Along the same lines, I see a need from both the oil and gas companies and professional member communities as well as the Sustainable Energy Circle to stimulate ‘outward communication’, rather than only inwards towards other geoscientists and engineers.

Any particular initiatives you would like to promote?

During my year tenure as president, I would like to stimulate and even proactively invite EAGE members to establish new communities within the new realm of our three overlapping EAGE Circles. These communities are considered the building blocks of our Association, and are all self-governed, independent of Circles.

After Vienna, individual EAGE members and groups have already reached out with great ideas, now we need to condense those into communities, activities and content.

How can we accelerate the road to energy transition?

Hard to say. In my view EAGE is still ahead of our peer societies, although we want to cooperate with them and lead by example. We first need to define clear goal posts and measures of success. Specifically for EAGE, I see the energy transition as the movement of our Near-Surface Geoscience and Oil & Gas Circles towards this newly created Sustainable Energy Circle, with increasing overlap between all three Circles as the global ‘new energy’ industry keeps growing.

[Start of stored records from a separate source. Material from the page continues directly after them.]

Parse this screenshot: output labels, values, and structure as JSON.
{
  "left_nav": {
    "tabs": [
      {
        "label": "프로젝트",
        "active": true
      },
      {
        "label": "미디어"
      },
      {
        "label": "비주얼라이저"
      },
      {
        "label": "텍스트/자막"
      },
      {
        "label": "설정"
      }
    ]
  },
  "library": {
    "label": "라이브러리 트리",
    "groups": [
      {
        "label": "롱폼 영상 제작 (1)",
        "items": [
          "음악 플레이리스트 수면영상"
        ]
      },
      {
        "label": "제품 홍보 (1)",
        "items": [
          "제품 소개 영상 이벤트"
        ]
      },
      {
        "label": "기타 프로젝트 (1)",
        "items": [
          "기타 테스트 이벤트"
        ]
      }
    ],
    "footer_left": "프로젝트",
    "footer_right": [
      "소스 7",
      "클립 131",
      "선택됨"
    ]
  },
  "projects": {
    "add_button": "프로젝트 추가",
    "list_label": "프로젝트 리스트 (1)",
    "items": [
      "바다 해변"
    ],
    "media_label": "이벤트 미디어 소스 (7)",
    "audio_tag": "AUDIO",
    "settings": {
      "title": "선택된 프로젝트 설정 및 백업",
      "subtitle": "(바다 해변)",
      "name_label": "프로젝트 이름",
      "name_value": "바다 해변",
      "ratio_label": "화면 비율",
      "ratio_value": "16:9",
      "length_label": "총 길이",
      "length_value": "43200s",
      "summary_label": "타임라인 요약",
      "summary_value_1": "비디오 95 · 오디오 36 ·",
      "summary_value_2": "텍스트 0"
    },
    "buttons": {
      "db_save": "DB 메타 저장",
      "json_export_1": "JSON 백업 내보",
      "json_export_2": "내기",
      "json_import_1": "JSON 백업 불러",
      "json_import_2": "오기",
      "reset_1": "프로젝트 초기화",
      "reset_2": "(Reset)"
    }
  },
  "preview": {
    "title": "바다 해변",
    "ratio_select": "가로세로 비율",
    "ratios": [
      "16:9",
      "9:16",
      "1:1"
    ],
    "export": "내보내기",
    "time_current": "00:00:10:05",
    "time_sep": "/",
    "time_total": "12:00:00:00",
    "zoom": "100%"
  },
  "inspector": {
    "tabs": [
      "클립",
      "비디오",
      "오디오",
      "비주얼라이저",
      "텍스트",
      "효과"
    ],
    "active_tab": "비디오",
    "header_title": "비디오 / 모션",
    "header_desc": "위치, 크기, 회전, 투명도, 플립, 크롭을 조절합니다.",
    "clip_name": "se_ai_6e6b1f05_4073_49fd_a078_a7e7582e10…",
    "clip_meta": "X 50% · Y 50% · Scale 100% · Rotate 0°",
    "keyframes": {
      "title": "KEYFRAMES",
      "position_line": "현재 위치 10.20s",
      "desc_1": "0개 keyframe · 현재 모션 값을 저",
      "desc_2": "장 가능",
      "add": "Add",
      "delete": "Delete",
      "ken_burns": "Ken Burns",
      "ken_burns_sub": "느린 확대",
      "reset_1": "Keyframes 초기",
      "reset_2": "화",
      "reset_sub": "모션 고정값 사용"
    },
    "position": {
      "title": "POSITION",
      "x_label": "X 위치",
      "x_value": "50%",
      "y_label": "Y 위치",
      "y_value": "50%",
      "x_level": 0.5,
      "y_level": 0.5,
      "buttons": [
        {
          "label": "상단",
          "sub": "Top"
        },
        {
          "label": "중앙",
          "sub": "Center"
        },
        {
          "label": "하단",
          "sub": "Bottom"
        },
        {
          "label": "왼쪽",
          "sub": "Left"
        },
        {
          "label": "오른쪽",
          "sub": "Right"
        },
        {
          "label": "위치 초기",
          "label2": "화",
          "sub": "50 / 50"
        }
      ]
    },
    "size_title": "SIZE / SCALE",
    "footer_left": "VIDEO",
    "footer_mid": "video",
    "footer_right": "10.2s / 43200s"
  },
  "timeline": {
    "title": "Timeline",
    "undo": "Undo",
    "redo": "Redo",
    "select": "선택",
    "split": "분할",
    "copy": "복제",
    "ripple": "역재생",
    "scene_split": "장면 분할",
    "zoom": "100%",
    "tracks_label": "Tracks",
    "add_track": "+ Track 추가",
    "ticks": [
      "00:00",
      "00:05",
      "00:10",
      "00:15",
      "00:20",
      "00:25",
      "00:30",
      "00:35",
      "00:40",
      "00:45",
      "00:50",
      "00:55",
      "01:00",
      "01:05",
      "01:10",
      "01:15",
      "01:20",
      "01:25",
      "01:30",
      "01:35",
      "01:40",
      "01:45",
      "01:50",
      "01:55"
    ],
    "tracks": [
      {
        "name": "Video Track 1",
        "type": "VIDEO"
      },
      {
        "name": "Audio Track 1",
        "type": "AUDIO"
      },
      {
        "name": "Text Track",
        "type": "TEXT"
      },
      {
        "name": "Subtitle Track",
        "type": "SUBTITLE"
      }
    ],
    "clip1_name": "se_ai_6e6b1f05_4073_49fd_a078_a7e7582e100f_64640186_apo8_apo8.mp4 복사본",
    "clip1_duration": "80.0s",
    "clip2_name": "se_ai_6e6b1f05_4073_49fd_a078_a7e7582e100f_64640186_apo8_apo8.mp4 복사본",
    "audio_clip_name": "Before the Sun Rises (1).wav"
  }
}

One proposed measure of success will be the percentage of overlap between Circles. How do we quantify this rather abstract overlap percentage. It can be accomplished through percentage measurements of 1) EAGE membership affiliation choice, e.g., more than one Circle vs. a single Circle; 2) New EAGE communities naturally falling in overlap zones of multiple Circles vs. a single Circle; and 3) Joint events and collaborations between Communities/Circles, in other words, cross-pollination of activities (workshops, side events, special sessions) and content between major events and key EAGE journals. These metrics still need time to be defined clearly. All EAGE members were recently invited to update their affiliations with EAGE Circles and existing communities and this should be helpful.

As a society, the EAGE can accelerate the energy transition process by helping to remove some of the blocks that prevent us from transitioning towards a decarbonised energy mix.

What we need to do

Communicate outwards to improve the image of the oil and gas industry and the sustainable energy sector, and to attract a new generation of geoscientists and engineers.

Facilitate the transfer of skills, knowledge, experience, technologies, solutions and funding from the Oil & Gas Circle to the Sustainable Energy Circle.

Data liberation and digitalisation: we are drowning in a sea of unstructured data, and still not sharing enough data between companies and industries.

Support currently weak business models of sustainable energy by providing our EAGE members and their businesses platforms to share solutions on how to reduce costs, risk and uncertainties and create cooperation, synergy, efficiencies, supporting concepts of integrated energy systems.

What do you like to do outside work?

Since we now live two blocks from the Dutch North Sea shoreline, I am spending most of my spare time at or near the beach with my wife and two children. In Colombia, I summited two ‘Nevado’ peaks, Tolima (5.216 m) and Santa Isabel (4.950 m) with my climbing friends and witnessed clear evidence of the striking reduction of the snow caps. Back at sea level, we have now picked up wave surfing during increasingly hot summers in plain view of an increasing number of offshore wind farms. One could say I still have my eye on the energy transition process, even outside work.